Stylus Studio XML Editor

Table of contents

Appendices

2.2 Characters

Characters

A parsed entity contains text, a sequence of Character, which may represent markup or character data. A character is an atomic unit of text as specified by ISO/IEC 10646 [ISO10646]. Legal characters are tab, carriage return, line feed, and the legal characters of Unicode and ISO/IEC 10646. The versions of these standards cited in [Normative References] were current at the time this document was prepared. New characters may be added to these standards by amendments or new editions. Consequently, XML processors MUST accept any character in the range specified for Char.

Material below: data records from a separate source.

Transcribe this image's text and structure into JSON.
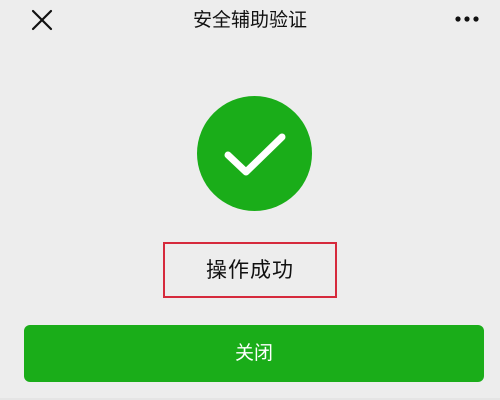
{
  "header": {
    "title": "安全辅助验证",
    "close_icon": "close-icon",
    "more_icon": "more-icon"
  },
  "main": {
    "status_icon": "checkmark-icon",
    "status_color": "#1aad19",
    "result_text": "操作成功",
    "highlight_color": "#d62a3c",
    "close_button_label": "关闭",
    "button_color": "#1aad19"
  }
}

Character Rangeany Unicode character, excluding the surrogate blocks, FFFE, and FFFF.
2.2    Char   ::=   [#x1-#xD7FF] | [#xE000-#xFFFD] | [#x10000-#x10FFFF]
2.2    RestrictedChar   ::=   [#x1-#x8] | [#xB-#xC] | [#xE-#x1F] | [#x7F-#x84] | [#x86-#x9F]

The mechanism for encoding character code points into bit patterns MAY vary from entity to entity. All XML processors MUST accept the UTF-8 and UTF-16 encodings of Unicode [Unicode]; the mechanisms for signaling which of the two is in use, or for bringing other encodings into play, are discussed later, in [Character Encoding in Entities].

NOTE: 

Document authors are encouraged to avoid "compatibility characters", as defined in Unicode [Unicode]. The characters defined in the following ranges are also discouraged. They are either control characters or permanently undefined Unicode characters:

[#x7F-#x84], [#x86-#x9F], [#xFDD0-#xFDDF],
[#1FFFE-#x1FFFF], [#2FFFE-#x2FFFF], [#3FFFE-#x3FFFF],
[#4FFFE-#x4FFFF], [#5FFFE-#x5FFFF], [#6FFFE-#x6FFFF],
[#7FFFE-#x7FFFF], [#8FFFE-#x8FFFF], [#9FFFE-#x9FFFF],
[#AFFFE-#xAFFFF], [#BFFFE-#xBFFFF], [#CFFFE-#xCFFFF],
[#DFFFE-#xDFFFF], [#EFFFE-#xEFFFF], [#FFFFE-#xFFFFF],
[#10FFFE-#x10FFFF].